En été 2010, les Archives Sociales Suisses ont reçu les fichiers historiques de la Société Suisse d’Utilité Publique en tant que prêt permanent. Il s’agit des documents des 150 premières années d’existence de la Société Suisse d’Utilité Publique. Les documents plus récents datant d’à partir de 1960, se trouvent toujours au siège de la SSUP. L’acquisition des archives de la SSUP représente une étape importante pour les Archives Sociales Suisses. Les dossiers de la Société Suisse d’Utilité Publique constituent le fonds de source privée le plus important pour l’histoire sociale suisse du 19e et du 20e siècle. Ces archives de la SSUP représentent aussi une ressource inépuisable pour les chercheurs et chercheuses.

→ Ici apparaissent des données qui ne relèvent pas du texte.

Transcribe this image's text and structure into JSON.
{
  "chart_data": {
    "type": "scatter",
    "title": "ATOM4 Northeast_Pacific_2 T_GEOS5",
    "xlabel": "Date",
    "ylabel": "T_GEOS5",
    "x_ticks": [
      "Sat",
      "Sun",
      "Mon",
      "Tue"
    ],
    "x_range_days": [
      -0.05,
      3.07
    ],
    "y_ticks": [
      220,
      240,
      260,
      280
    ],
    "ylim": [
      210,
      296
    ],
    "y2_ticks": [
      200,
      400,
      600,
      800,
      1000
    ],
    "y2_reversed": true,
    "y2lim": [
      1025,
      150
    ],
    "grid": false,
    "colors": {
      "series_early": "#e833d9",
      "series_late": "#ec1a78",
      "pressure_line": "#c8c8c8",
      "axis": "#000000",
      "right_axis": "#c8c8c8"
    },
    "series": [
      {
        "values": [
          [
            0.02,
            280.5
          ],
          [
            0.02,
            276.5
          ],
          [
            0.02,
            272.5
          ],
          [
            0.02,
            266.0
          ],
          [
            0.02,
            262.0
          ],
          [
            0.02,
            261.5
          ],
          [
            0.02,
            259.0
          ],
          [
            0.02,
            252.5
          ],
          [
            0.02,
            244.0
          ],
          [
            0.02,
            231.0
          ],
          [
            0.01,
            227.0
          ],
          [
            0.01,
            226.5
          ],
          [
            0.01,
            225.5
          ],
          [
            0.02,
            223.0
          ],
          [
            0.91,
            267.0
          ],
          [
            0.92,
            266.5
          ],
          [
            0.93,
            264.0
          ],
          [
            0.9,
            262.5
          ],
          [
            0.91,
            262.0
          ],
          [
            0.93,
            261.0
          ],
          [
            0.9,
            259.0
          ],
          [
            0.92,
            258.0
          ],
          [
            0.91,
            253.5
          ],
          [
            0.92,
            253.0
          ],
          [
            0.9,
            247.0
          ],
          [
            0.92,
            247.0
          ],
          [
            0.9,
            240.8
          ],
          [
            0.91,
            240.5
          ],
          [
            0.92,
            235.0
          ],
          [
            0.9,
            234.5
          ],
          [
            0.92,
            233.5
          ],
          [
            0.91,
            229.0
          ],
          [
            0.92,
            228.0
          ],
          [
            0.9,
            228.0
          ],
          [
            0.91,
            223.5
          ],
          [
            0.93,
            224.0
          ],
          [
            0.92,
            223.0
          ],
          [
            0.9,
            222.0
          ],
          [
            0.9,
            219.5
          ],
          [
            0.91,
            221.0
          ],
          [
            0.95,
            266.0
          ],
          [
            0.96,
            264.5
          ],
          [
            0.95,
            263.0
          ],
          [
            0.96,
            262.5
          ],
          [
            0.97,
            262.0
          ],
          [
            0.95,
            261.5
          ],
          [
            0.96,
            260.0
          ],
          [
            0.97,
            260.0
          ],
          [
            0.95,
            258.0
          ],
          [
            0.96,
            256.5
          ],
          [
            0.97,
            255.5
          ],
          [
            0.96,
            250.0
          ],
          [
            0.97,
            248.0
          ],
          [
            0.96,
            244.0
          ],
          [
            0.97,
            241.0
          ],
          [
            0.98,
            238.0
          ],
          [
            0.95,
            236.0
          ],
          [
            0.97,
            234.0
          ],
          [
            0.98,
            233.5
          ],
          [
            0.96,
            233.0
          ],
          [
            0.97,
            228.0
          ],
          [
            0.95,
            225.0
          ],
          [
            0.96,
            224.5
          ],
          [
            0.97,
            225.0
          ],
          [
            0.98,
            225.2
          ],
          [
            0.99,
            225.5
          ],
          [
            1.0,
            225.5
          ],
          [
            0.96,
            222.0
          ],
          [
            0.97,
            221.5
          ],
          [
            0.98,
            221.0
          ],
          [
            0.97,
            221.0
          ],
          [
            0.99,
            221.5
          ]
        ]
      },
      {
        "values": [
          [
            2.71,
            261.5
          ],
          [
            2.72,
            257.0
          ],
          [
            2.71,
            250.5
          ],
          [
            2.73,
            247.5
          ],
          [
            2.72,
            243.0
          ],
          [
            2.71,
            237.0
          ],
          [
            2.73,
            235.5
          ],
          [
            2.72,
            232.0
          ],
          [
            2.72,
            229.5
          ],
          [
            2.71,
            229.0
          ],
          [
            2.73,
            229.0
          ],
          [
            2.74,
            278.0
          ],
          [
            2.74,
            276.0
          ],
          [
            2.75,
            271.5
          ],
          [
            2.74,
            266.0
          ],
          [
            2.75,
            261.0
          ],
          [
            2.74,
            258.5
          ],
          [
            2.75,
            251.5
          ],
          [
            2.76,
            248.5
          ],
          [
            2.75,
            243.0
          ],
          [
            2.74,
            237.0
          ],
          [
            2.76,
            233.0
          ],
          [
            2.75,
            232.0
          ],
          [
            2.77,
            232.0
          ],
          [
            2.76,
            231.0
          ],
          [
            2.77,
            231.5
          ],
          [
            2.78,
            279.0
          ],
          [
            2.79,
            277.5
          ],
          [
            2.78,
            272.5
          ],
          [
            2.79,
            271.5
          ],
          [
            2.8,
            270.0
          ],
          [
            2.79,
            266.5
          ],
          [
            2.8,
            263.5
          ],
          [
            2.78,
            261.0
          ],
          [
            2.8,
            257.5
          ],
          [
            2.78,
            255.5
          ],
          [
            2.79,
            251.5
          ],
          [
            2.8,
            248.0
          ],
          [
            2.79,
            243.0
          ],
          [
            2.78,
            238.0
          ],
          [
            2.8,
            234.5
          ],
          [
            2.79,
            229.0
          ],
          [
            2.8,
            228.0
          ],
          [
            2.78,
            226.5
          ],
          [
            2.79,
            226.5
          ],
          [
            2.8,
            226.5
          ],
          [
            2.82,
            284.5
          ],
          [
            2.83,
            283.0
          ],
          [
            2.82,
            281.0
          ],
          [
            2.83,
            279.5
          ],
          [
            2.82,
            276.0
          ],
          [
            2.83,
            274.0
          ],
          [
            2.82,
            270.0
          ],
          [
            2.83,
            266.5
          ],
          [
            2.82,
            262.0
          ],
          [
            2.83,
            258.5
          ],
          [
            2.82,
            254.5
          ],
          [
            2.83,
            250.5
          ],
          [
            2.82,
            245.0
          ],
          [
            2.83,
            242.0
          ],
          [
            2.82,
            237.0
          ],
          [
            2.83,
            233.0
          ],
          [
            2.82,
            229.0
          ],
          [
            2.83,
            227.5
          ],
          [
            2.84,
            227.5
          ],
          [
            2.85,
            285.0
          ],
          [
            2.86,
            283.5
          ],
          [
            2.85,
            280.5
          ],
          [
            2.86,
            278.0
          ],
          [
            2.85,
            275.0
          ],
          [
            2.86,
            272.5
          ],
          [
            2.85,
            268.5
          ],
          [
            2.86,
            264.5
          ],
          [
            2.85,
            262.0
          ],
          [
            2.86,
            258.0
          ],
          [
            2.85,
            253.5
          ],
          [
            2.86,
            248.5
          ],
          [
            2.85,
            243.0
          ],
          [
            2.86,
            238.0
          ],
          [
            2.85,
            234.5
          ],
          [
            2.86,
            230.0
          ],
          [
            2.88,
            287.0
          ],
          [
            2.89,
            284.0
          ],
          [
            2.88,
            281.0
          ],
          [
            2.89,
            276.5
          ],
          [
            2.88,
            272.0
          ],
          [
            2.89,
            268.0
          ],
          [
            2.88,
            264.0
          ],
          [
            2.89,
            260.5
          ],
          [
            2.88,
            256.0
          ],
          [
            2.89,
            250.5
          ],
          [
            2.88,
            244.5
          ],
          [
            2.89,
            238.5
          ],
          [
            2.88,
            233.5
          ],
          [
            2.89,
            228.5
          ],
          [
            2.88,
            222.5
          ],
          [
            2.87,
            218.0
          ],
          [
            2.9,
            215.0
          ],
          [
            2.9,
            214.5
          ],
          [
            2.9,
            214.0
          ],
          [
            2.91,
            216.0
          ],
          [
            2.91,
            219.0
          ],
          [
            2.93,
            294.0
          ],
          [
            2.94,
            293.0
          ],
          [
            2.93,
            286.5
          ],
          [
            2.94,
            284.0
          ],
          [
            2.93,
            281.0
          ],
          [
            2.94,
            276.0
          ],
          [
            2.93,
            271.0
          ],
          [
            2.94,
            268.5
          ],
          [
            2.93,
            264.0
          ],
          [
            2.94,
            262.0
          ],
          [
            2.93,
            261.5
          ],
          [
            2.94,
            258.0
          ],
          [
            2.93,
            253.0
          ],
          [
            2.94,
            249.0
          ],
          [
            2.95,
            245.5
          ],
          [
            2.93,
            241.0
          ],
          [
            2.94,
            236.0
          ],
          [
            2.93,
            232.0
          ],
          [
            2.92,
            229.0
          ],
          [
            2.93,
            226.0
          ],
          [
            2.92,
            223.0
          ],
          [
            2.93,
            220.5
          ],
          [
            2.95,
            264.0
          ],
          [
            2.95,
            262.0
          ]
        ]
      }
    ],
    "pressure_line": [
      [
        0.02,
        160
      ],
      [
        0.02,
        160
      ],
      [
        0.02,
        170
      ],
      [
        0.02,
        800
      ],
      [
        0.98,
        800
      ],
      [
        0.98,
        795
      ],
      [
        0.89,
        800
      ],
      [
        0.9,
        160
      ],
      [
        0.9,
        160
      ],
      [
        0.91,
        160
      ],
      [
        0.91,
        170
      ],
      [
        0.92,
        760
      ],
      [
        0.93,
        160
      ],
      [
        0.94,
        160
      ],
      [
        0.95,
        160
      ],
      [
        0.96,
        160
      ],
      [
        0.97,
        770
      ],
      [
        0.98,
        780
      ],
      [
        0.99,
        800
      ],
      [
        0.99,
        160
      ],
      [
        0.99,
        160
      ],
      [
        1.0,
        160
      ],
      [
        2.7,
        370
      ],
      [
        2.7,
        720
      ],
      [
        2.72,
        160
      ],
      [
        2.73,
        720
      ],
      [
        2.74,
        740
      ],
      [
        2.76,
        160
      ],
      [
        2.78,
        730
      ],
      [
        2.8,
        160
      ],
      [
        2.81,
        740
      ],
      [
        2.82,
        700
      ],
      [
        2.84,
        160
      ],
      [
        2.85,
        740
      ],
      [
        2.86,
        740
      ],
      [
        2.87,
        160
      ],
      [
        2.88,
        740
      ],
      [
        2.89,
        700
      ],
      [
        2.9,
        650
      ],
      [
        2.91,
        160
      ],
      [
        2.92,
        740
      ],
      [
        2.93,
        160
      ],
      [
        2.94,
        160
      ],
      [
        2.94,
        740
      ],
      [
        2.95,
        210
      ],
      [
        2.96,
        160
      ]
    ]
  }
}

La modernisation et les valeurs chrétiennes
Comme Hans Ulrich Jost l’a justement formulé, la SSUP est un véritable reflet de l’histoire nationale et sociale de la Suisse. Lors de la première réunion de la SSUP, le 15 mai 1810 à Zurich, son véritable fondateur, le médecin de la ville de Zurich, Johann Caspar Hirzel (1751-1817) a décrit ainsi les objectifs de cette nouvelle association. "Chaque individu en tant que membre de la société a un droit et un devoir inaliénable de prendre soin de lui-même mais aussi le devoir de travailler au bien de ses semblables. C’est dans cet esprit que les Chrétiens se voient soudés par la religion et les citoyens par l’amour de leur patrie." Ainsi, cette citation expose d’une manière concise et exacte les principes essentiels de cette association. Les fondateurs étaient imprégnés d’une idéologie humaniste. Ils étaient les représentants d’un libéralisme social et mettaient le bien de la société au centre de leurs préoccupations. La modernisation de l’état et de la société devaient s’accomplir au moyen de l’éducation, des valeurs chrétiennes, de la morale et de la tempérance. La SSUP s’est rapidement profilée en tant que forum de discussions réformateur pour les élites des milieux politiques, économiques et pastoraux. Puisque les membres de la SSUP provenaient de milieux réformés et catholiques, urbains et ruraux et de toutes les régions du pays, lors de ses premières cinquante années, l’association jouissait d’une influence de portée nationale et fédératrice. Les mouvements de solidarité ainsi que les collectes au profit des victimes des turbulences économiques, politiques et sociales y contribuèrent largement; notamment lors de l’invasion des troupes autrichiennes en été 1815 qui mirent à sac les Valaisans et aussi pour aider les victimes des inondations dans les Alpes centrales en 1834 ainsi que les Tessinois chassés de Lombardie en 1853. Toutes ces entreprises humanitaires furent archivées ainsi que les activités essentielles de la SSUP.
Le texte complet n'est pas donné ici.